今回の Cie 14:20 のパフォーマンス全体を通して最も印象に残ったのは、生演奏の力。 これは、4月28日に沼津で Fondazione Pontedera Teatro: Lisboa を観たときにも感じたことなのだが [レビュー]。 単に伴奏の音楽がメロディやリズムで雰囲気を作り出したり場を盛り上げたりするだけではない。 生演奏と dance や juggling が対話するかのようなセッションは、その一体感を強く感じさせるものだ。 さらに、楽器が音を出すということ自体の持つ観客の注意を引きつける力を活用して、 観客をパフォーマンスへとうまく誘導することができるのも、生演奏ならではだ。 日本では劇場での公演でも生演奏が使われることは多くないが、 このような生演奏が不可欠な一部になったパフォーマンスを楽しむ機会がもっと増えたら、とも思う。

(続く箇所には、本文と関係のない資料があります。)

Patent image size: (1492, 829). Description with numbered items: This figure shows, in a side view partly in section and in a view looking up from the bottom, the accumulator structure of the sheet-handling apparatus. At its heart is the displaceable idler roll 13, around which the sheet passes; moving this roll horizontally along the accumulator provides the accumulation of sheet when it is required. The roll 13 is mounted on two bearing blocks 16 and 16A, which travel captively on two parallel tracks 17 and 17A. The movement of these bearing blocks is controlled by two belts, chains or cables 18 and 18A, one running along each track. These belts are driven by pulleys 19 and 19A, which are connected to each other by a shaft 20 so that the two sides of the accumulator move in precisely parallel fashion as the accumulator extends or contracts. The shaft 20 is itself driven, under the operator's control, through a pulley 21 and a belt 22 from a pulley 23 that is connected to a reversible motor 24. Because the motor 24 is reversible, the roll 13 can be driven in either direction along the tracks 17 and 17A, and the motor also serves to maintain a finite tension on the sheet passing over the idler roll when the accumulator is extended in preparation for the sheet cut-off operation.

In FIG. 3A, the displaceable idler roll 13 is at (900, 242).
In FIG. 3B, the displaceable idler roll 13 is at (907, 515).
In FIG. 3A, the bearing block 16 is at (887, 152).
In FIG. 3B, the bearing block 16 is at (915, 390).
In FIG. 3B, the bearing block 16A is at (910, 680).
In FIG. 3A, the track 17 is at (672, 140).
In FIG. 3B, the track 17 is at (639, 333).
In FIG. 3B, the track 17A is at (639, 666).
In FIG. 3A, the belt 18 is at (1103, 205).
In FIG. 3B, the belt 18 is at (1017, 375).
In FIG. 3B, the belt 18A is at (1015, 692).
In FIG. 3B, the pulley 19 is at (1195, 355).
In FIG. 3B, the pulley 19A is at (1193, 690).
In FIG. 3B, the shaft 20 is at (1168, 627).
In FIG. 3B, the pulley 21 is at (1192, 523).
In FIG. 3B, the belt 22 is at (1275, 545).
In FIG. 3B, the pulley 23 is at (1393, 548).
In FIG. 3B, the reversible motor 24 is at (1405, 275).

もちろん、音楽の生演奏だけでなく、技のレベル、その組み合わせ方見せ方といった演出も巧み。 そんなに多くのパフォーマーが参加していたわけではないにも関わらず 様々な形でパフォーマンスが繰り広げられ、 14時から21時過ぎの間の約5時間、飽きる事なく観ることができた。 数時間にわたって、あちこちの庭や建物の一角で様々なパフォーマンスが繰り広げられる様は 大道芸フェスのようでもあったけど、 ステージやタイプテーブルをきっちり決め観客もそれを目当てに来る客が中心となる 最近の日本の大道芸フェスに比べても、意外性が楽しめた。

東京日仏学院くらいの空間と今回のイベント程度の観客数であれば、 ゲリラ的にあちこちでパフォーマンスが繰り広げられても、なんとか追いきれた。 街ぐるみで開催する規模の大きな大道芸フェスも悪くないけれども、 大規模になる程、組織的運営が必要になり、結局、型にハマってしまうのだろうか。 例えば、美術館や劇場で行われるイベント (アートフェス等) の一部に、 その建物や周囲の空間を使い、 今回の Cie 14:20 のようなパフォーマンスを組みこむことを試みるのも良いと思う。

今回のようなイベントの中でのパフォーマンスも楽しいけれども、 Cie 14:20 の公式サイトで観られる動画や写真からすると劇場公演もかなり良さげだ。 また来日する機会があったら、今度は是非劇場公演を観たい。

ところで、今年に入って東京日仏学院の主催によるコンテンポラリー・サーカスの公演は、 3月の Adrien M / Claire B [レビュー] に続いて。 4月の Jean-Claude Gallotta [レビュー] など、 コンテンポラリー・ダンスの企画はよく開催されているけれども、 サーカスが続いたことは記憶に無い。 この分野に強い人が担当に付いたのだろうか。 今後もこのような企画が続くことを期待したい。